Now, let’s discuss the approach:

  • We denote dp[i][mask] as the maximum number of houses for the first ‘i’ rows while the houses in the ‘i-th’ row follow the masking mask. There should be no adjacent valid states in the mask. The transition function is:
  • ‘dp[i][mask]’ = max(‘dp[i][mask]’, ‘dp[i - 1][prevMask]’) + number of valid bits(‘mask’)
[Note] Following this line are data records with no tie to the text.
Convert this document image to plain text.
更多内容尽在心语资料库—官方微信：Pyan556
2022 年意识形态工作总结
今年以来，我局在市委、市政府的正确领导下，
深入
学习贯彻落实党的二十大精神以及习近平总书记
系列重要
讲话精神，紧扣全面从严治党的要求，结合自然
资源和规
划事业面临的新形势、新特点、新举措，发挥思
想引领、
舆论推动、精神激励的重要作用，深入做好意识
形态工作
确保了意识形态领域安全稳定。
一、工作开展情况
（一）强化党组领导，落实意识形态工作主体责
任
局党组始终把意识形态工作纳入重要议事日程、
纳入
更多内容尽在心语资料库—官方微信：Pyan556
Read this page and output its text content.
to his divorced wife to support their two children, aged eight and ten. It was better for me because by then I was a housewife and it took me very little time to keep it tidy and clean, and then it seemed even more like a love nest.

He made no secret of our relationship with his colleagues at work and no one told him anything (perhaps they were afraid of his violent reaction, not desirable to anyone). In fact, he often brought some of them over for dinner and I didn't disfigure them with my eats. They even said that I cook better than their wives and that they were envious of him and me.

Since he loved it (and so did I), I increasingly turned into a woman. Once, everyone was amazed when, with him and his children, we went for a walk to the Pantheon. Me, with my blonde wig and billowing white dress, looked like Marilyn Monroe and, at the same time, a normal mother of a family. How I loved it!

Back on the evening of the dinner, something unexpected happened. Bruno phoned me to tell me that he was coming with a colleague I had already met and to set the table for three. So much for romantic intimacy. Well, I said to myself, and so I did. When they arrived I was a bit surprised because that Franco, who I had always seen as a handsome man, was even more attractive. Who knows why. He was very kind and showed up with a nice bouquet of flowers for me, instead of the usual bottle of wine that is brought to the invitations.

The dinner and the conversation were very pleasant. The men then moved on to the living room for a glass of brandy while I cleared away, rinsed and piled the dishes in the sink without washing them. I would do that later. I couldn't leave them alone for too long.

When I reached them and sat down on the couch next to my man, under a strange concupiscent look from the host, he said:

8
  • where ‘prevMask’ is the masking for the (i-1)-th row. To meet the demands of citizens following conditions must hold:
  1. (‘mask’ & (‘prevMask’ >> 1)) == 0, there should be no houses in the upper left position for every house.
  2. ((‘mask’ >> 1) & ‘prevMask’) == 0, there should be no houses in the upper right position for every house.
  3. If these two equations hold and ‘dp[i - 1][prevMask]’ itself is valid, we could then transit from ‘dp[i - 1][prevMask]’ to ‘dp[i][mask]’ according to the transition function.